Phishing assaults are con games that frequently employ social engineering to trick their victims into providing personal or financial information. One of the most prevalent phishing attack strategies is sending a message via email that appears to be from a reputable source but is actually from a phishing site. The phishing site usually imitates sign-in pages that ask for credentials and account information from the users themselves. Once the victim enters sensitive information on the phishing site, the attackers have immediate access to that data.

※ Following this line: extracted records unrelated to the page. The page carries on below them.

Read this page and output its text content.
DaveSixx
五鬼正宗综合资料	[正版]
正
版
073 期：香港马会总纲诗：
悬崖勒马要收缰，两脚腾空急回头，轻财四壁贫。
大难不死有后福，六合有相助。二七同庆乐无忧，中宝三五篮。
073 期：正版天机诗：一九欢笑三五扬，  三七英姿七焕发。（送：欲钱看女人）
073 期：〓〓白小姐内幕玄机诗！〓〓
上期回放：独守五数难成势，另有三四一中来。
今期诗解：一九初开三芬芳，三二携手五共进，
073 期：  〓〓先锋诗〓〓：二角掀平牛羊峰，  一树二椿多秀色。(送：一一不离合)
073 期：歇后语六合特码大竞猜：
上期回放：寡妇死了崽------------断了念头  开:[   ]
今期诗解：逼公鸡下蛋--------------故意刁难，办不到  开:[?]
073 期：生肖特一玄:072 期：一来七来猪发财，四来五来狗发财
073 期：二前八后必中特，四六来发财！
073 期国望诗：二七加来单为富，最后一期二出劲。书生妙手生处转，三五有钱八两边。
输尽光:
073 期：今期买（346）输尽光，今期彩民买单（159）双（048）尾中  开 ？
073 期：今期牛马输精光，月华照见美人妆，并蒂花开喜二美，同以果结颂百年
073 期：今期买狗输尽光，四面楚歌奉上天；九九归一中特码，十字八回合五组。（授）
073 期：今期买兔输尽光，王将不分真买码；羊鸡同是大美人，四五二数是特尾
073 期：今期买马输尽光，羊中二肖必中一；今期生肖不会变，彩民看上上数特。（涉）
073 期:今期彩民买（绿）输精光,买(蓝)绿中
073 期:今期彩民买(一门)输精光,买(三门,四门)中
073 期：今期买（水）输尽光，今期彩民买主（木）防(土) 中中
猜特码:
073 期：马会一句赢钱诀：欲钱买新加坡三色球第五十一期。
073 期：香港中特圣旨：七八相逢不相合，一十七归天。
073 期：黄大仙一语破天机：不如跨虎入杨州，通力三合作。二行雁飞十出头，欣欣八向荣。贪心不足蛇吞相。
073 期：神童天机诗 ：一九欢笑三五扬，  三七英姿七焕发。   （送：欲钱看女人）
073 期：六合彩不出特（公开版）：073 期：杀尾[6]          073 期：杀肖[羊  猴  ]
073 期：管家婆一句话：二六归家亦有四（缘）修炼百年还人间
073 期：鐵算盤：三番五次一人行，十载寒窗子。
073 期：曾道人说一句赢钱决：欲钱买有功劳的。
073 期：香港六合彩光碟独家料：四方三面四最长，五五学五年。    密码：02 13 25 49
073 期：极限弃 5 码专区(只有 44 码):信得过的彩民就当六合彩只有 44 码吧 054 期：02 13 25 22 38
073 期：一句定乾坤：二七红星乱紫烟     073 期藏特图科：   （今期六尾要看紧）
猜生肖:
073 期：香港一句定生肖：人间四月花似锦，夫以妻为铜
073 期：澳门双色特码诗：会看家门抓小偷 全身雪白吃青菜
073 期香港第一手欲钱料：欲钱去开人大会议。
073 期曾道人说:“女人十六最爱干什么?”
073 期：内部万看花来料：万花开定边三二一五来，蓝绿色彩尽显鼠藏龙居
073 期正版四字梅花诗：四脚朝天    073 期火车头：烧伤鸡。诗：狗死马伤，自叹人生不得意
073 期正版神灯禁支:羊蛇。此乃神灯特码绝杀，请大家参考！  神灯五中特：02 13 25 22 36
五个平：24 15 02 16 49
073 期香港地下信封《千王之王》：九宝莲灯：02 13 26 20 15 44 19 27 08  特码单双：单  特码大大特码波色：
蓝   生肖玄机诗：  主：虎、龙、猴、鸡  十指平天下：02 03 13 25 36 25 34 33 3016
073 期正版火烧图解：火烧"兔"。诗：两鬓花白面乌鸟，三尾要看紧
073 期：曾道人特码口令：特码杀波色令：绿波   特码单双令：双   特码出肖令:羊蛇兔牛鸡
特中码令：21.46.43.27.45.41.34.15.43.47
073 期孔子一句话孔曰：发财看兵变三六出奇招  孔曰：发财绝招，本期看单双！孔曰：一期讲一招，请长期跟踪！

Phishers are getting better and better, and their attacks are getting more sophisticated. While the ultimate goal of Phishing hasn’t changed, the top spoofing targets have, and email filter-bypassing techniques have become more sophisticated than ever. Let’s look at some developments that have been shaking the whole country.
The Long-term Opportunity Offered by COVID-19
A phishing trend that initially appeared to be passing has turned into a pandemic-focused attack wave that has lasted for eight months. Vade Secure originally discovered COVID-19 phishing emails in March of 2020. The virus and subsequent global lockdowns were exploited by the first COVID-19-themed emails Everyone, from the WHO to state and federal health institutions, appears to have been spoofed at the beginning of COVID.
As the outbreak dragged on, the general population became more aware of the dangers, and hackers altered tactics. There have never been more people working from home than there are now, and hackers have jumped on the opportunity to take advantage of people who are in a vulnerable position. And among the myriads of reasons to hire a cybersecurity consultant, Phishing is among the top ones on the list.
Phishing for COVID-19
The COVID-19 phishing campaign is far from ended, regardless of the subject matter. Hackers will modify their ways to take advantage of the current circumstances as the world goes in and out of lockdown mode and businesses battle to stay afloat.
Now, more than ever, ransomware poses a severe threat.
In the year 2020, ransomware groups were very active. According to their findings, Kroll recently released a report stating that ransomware would be the most prevalent threat in 2020. According to Kroll’s research, among the most common malware in 2020, Ryuk, Sodinobiski, and Maze will account for 35% of all attacks, with 26% coming via phishing emails.
In 2020, the prevalence of ransomware was expected to rise across nearly all categories. CyberEdge Group estimates that in 2020, 62.4% of firms will have been hit by ransomware, up from 56.1% in 2019. By 2019, ransomware cost businesses $11.5 billion, and organizations hit by the virus paid the ransom in 57.5 percent of cases, up from 45.1 percent in 2019.
In 2020, ransomware targeted MSPs particularly aggressively. Coveware and NinjaRMM conducted a joint poll and found that 57% of MSPs saw an 11-20% client turnover rate due to a ransomware attack. 13% of MSPs reported a 50% or more churn rate. Cryptolocker, WannaCry, and CryptoWall were the most prevalent ransomware versions, according to MSPs.
The Reappearance of Emotet
As we near the end of the year, Emotet malware has made a comeback. Microsoft discovered a large-scale phishing campaign utilizing malicious URLs and attachments on July 17, and an alert was issued as a result.
Vade Secure saw an unusual rise in the number of unique Microsoft phishing attacks in August. Usually, Microsoft detects roughly 240 distinct phishing URLs on peak days, but on August 21, that figure jumped to 846.
Security agencies in Australia, Japan, France, and Italy sent alerts regarding Emotet activity in September. There was a significant rise in Microsoft phishing URLs around the same period, according to Vade Secure: 1,799 on September 1 and 1,151 on September 21. Vade Secure continued to detect waves of Emotet activity into October, especially on weekdays when employees are riveted to their inboxes. Malicious Word documents and phishing emails posing as a Microsoft Word update were used in the latest Emotet attacks.
Thread hijacking is a common phishing technique used in Emotet emails. Hackers inject themselves into email threads and pose as colleagues and connections to spread further infections via phishing links and attachments, including password-protected.ZIP files, thanks to tools like Outlook scraper.
If you haven’t done so previously, now is the time to begin phishing training. Users should receive immediate, contextualized instruction in addition to organized activity whenever they click on a phishing link. In Vade Secure for Microsoft 365, automatic phishing awareness training is provided by Vade Threat Coach. Finally, phishing attacks continue to target cloud services the most of any other sector.